I made an error in making a submission, I have not read the book yet. and kind find where to just delete my review. sorry.

Prison Diary 2

Excellent read.Gives one quite an insight into what happens inside the prison system Loryn Potroz

A charmed life?

As compelling a read as Volume I. He is now in Category C Wayland prison, which, though still full of any number of restraints, is far more relaxed than Belmarsh. Even so there are murderers and some real thugs among the inmates. Against the latter he was protected by two stalwart prisoners without whom he hardly ever went into the exercise area. As in Belmarsh, it is astonishing how much help he got from a number of his more experienced fellow-prisoners: somehow they managed to get him, among other things, far more phone cards than he was entitled to.
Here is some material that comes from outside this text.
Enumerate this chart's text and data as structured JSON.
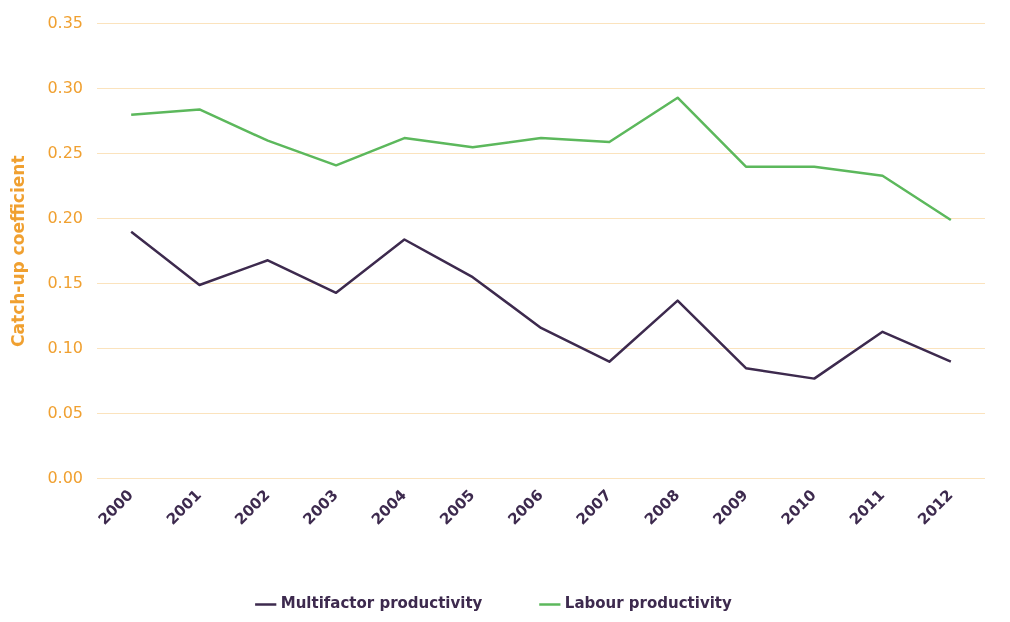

Even more astonishing is what he could do from prison: a substantial part of this volume is about how a fellow inmate from Colombia, about to be deported back home on his release, helped him to buy direct from an emerald mountain in Colombia an emerald for $10,000 which, if he bought it from a jeweller in London, would have cost him about twice as much: it was to be his Christmas present to Lady Archer. One of the warders seemed to know about it, and simply warned Archer not to transfer the money to the Colombian's outside contact until after until after the latter had been deported. Someone in the prison fed to the press stories of the privileged treatment Archer was receiving. The press did not bother to check them and published and perhaps even made up inaccuracies which were so gross that the inmates who read the stories fortunately knew them to be untrue. But to this reader it seems clear that the charmed (if uncomfortable) life Archer led in prison might have been less charmed had he not been so famous. On the other hand, his own basic charm and good nature (as they appear in these diaries) probably also helped with both inmates and warders. And of course he would have been transferred from Belmarsh to an Open (Category D) Prison if the police had not first had to investigate innuendos (eventually proved to be totally groundless) from a Member of the House of Lords that he had misappropriated funds that had been donated to a charity for the Kurds with which Archer had been associated. (See also my reviews of Vols.I and III)

Easy Read, Insightful

I have to disagree with some of the other reviews. I find this book very easy to read, not boring at all. I could not put it down. I'm no big fan of Jeffrey Archer, but this Second Book does go into more of the dark side of British Jails and Prisons. The drugs, the violence.... the way the inmates stick together, swapping Mar's bars for Phone Cards.. Very good.